For details on this package see the official Unity documentation.

To view the C# code I wrote to control the agent and environment see my unity-ml-agent donut-collector repo.

An agent encountering their first Blender donut and spike box.

Live Demo

How to Use

This is not a video – it’s interactive and the agent is solving it’s environment in real time.

To interact with the WebGL:

  1. Click the environment or the fullscreen button to focus the window.
  2. Press <spacebar> to reset the enironment objects and have the agent begin a new run.

Details

  • Setting: A closed environment where agent can move forwards, backwards, and turn.
  • Goal: Collect all the donuts while avoiding spikes.

Agent Reward Function

  • Donut collision: +10 per collision.
  • Spike collision: -100 per collision. Three collisions end the session.
  • Orientation: On each frame, gives (orientation factor * 0.001), where orientation factor is +1 when facing nearest donut and -1 when facing away. Calculated with dot product between vector to donut and forwards vector. Encourages agent to face a donut.
  • Nearst donut distance: On each frame, gives -1 when donut is MAX_DISTANCE away, and +0 when close. Encourages agent to move towards nearst donut.
  • Hustle factor: On each frame, gives -1 for standing still and +0 when moving at max speed. Ecourages agent to move quickly.
  • Hazard proximity: On each frame, gives -0.1 if a short forwards raycast collides with a hazard. Discourages getting stuck close to spikes.
An agent using raycasts and other input information to learn how to navigate to the goal.

Observations (Input Values)

  • Character’s forwards vector (x, z components).
  • Vector from character to nearest donut (x, z components).
  • Distance to nearest donut.
  • Five “vision” raycasts in a 180° forwards facing cone.
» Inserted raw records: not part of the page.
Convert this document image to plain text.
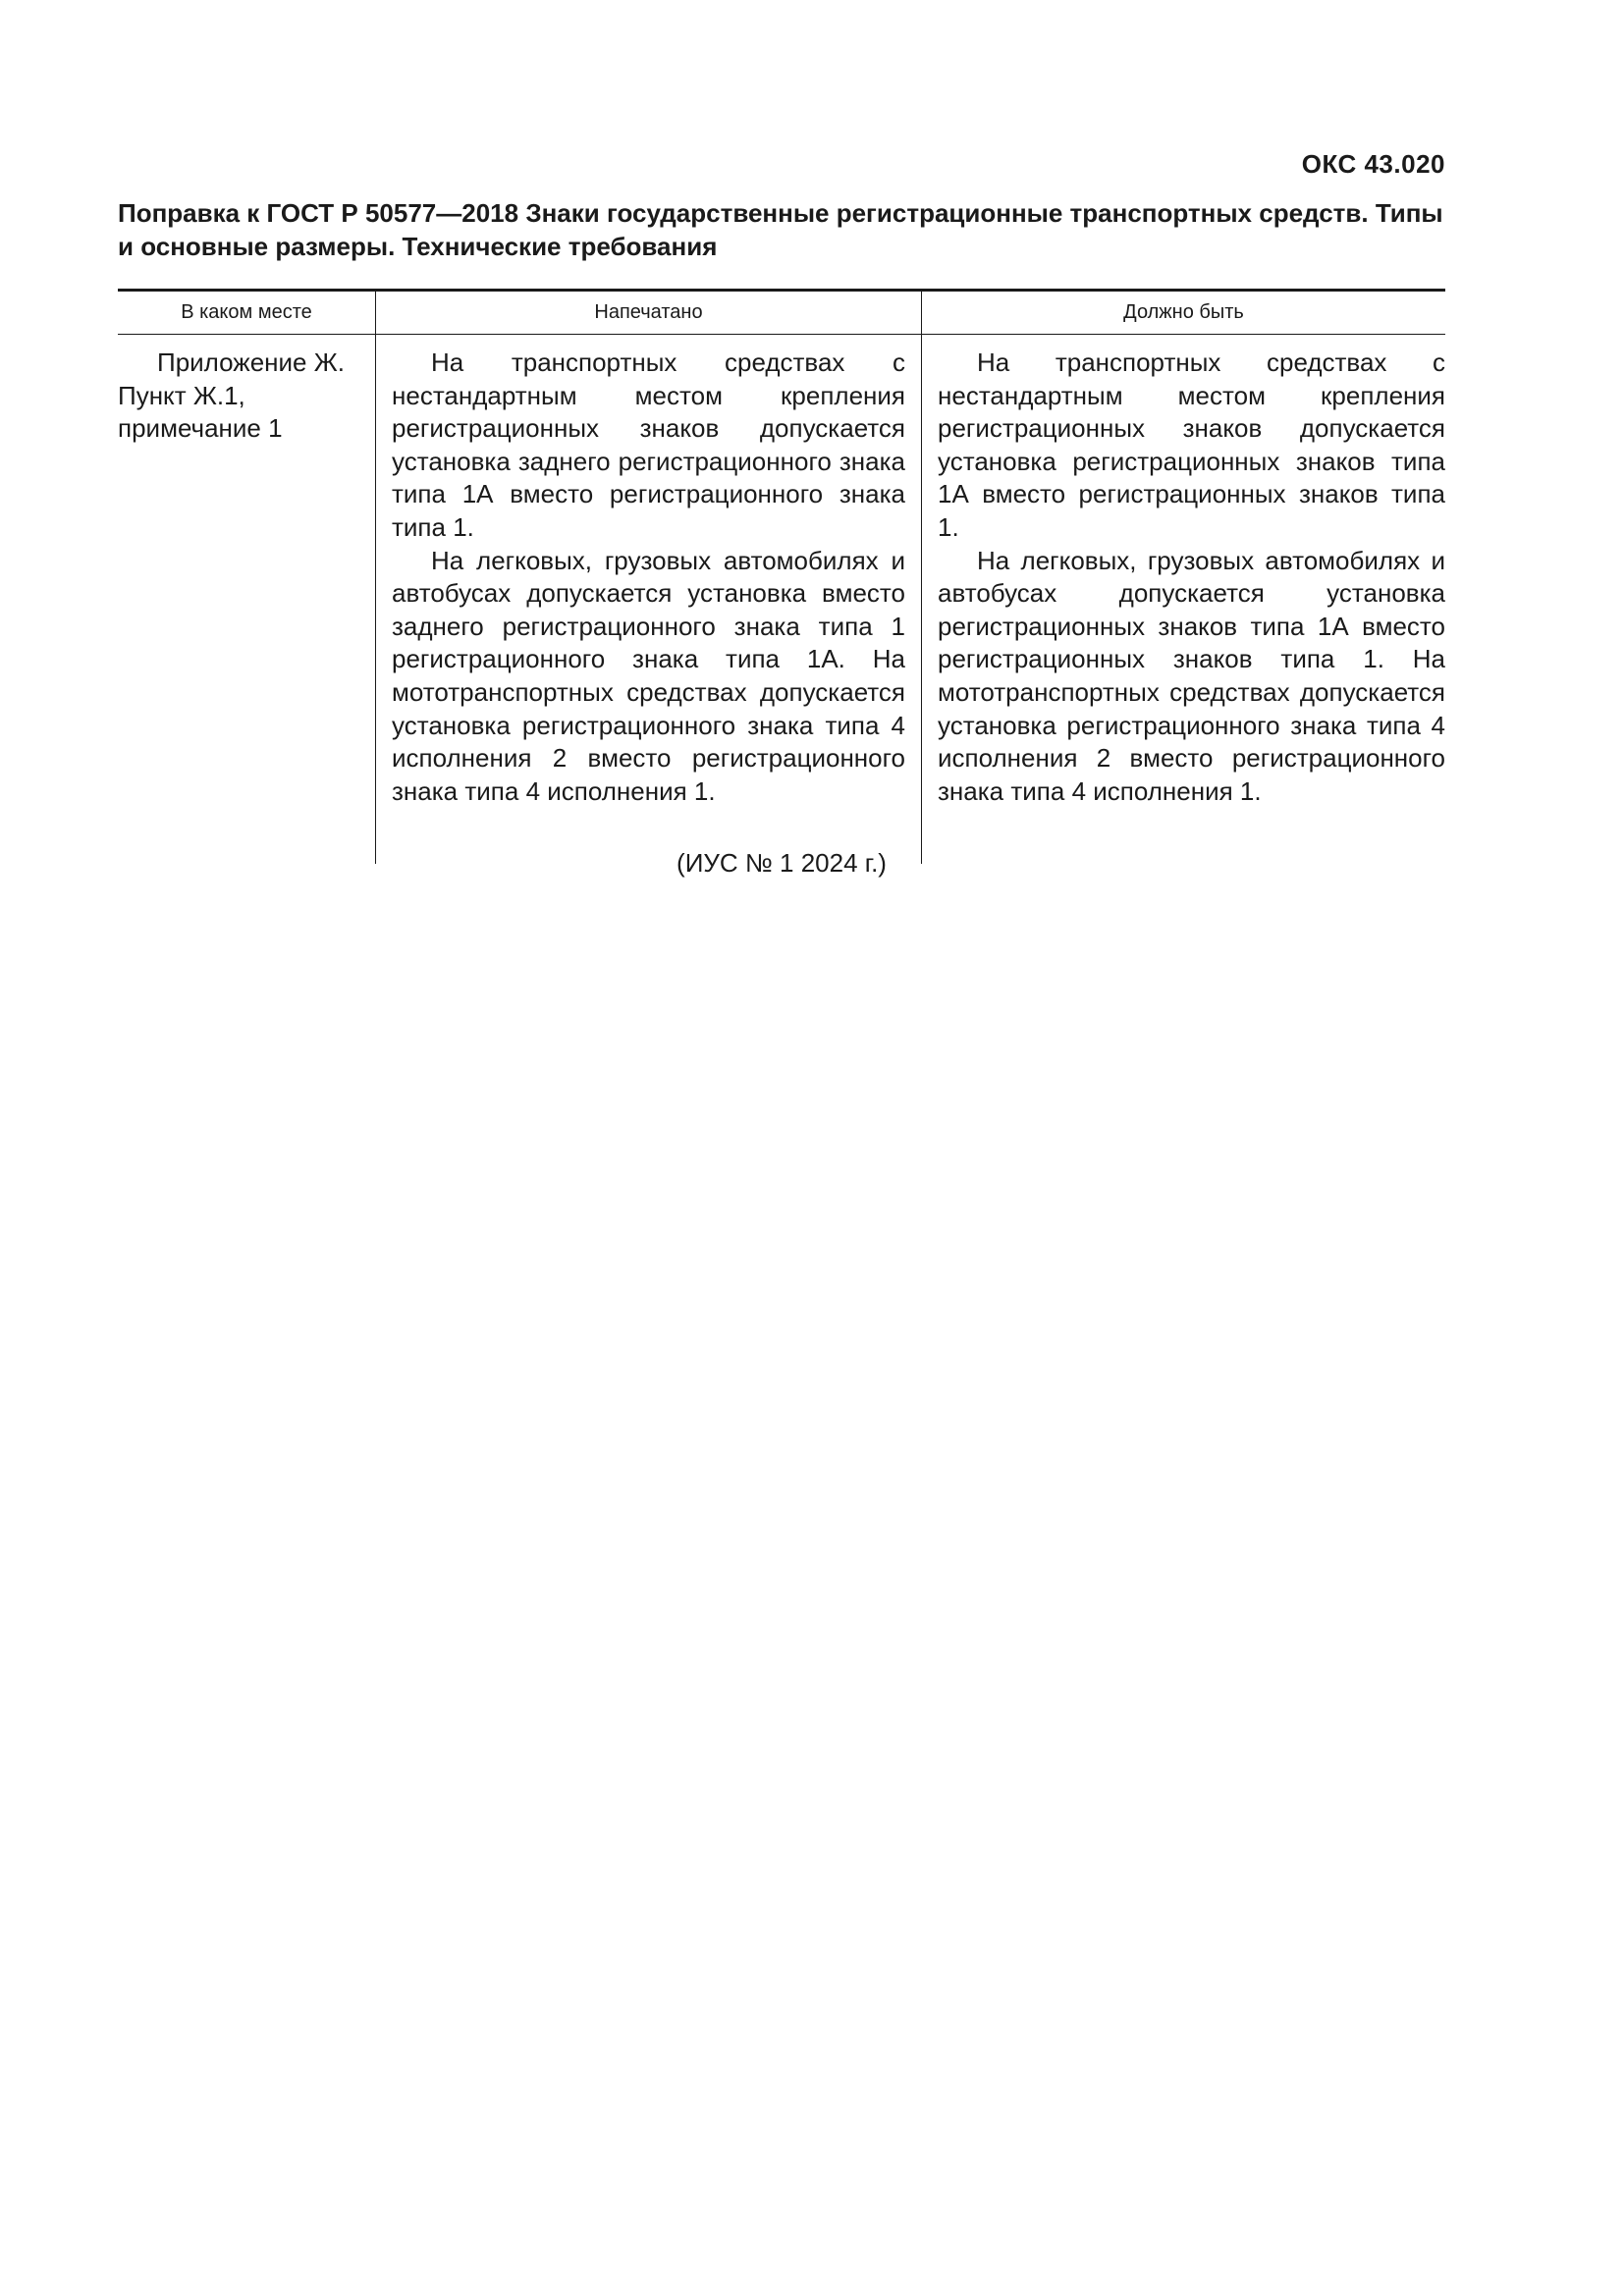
ОКС 43.020
Поправка к ГОСТ Р 50577—2018 Знаки государственные регистрационные транспортных средств. Типы и основные размеры. Технические требования
В каком месте	Напечатано	Должно быть

Приложение Ж. Пункт Ж.1, примечание 1

На транспортных средствах с нестандартным местом крепления регистрационных знаков допускается установка заднего регистрационного знака типа 1А вместо регистрационного знака типа 1.

На легковых, грузовых автомобилях и автобусах допускается установка вместо заднего регистрационного знака типа 1 регистрационного знака типа 1А. На мототранспортных средствах допускается установка регистрационного знака типа 4 исполнения 2 вместо регистрационного знака типа 4 исполнения 1.

На транспортных средствах с нестандартным местом крепления регистрационных знаков допускается установка регистрационных знаков типа 1А вместо регистрационных знаков типа 1.

На легковых, грузовых автомобилях и автобусах допускается установка регистрационных знаков типа 1А вместо регистрационных знаков типа 1. На мототранспортных средствах допускается установка регистрационного знака типа 4 исполнения 2 вместо регистрационного знака типа 4 исполнения 1.

(ИУС № 1 2024 г.)
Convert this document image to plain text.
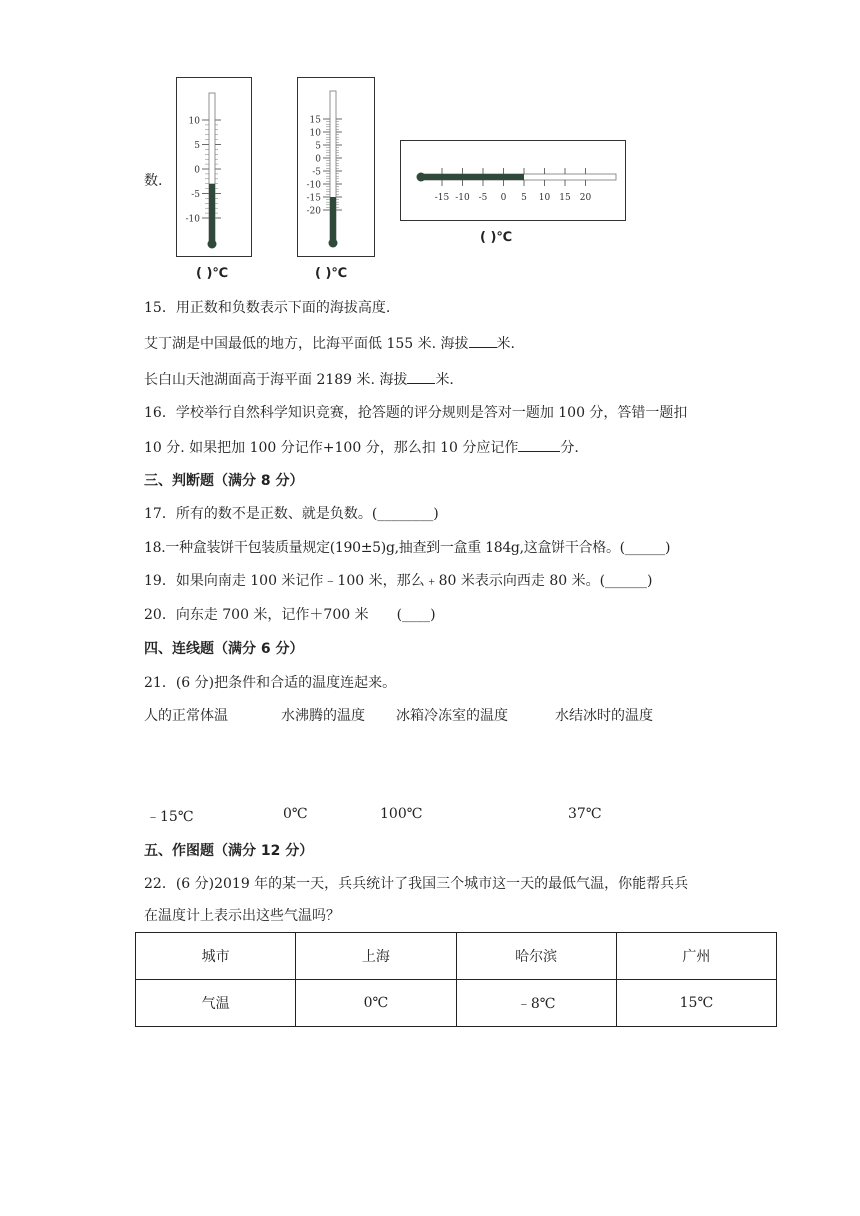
数.
10
5
0
-5
-10
( )℃
15
10
5
0
-5
-10
-15
-20
( )℃
-15 -10 -5 0 5 10 15 20
( )℃
15．用正数和负数表示下面的海拔高度.
艾丁湖是中国最低的地方，比海平面低 155 米. 海拔 米.
长白山天池湖面高于海平面 2189 米. 海拔 米.
16．学校举行自然科学知识竞赛，抢答题的评分规则是答对一题加 100 分，答错一题扣
10 分. 如果把加 100 分记作+100 分，那么扣 10 分应记作	分.
三、判断题（满分 8 分）
17．所有的数不是正数、就是负数。(________)
18.一种盒装饼干包装质量规定(190±5)g,抽查到一盒重 184g,这盒饼干合格。(______)
19．如果向南走 100 米记作﹣100 米，那么﹢80 米表示向西走 80 米。(______)
20．向东走 700 米，记作＋700 米　　(____)
四、连线题（满分 6 分）
21．(6 分)把条件和合适的温度连起来。
人的正常体温	水沸腾的温度 冰箱冷冻室的温度	水结冰时的温度
﹣15℃	0℃	100℃	37℃
五、作图题（满分 12 分）
22．(6 分)2019 年的某一天，兵兵统计了我国三个城市这一天的最低气温，你能帮兵兵
在温度计上表示出这些气温吗？
城市	上海	哈尔滨	广州
气温	0℃	﹣8℃	15℃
Can detect when a donut or spike is in front or to the sides of the character.
Visualizations for hustle factor (tailing green line), forwards vector (white line), and vector to nearst donut (fronting green line).

Actions (Output Values)

  • Turn: -1 to turn CCW, +1 to turn CW.
  • Move: -1 to move backwards, +1 to move forwards.

Training

The neural network, observations vector, and reward function have undergone 15 different versions throughout this project. The most recent version, described above, is playing in the game view window. It has been trained for ~ 14M iterations, which took several days of wall time on my machine.

Cumulative session reward vs training iterations. Certain reward functions allowed agents to gain task proficiency more quickly, while others plateaued earlier.
Training was run with 16 instances of each world at 20X the normal Unity game timescale.

Future Development

Some features I have planned:

  • edit environment menu – make the board more or less harsh by choosing number of donuts and spikes.
  • competition mode – test your own donut collecting skills against a trained model.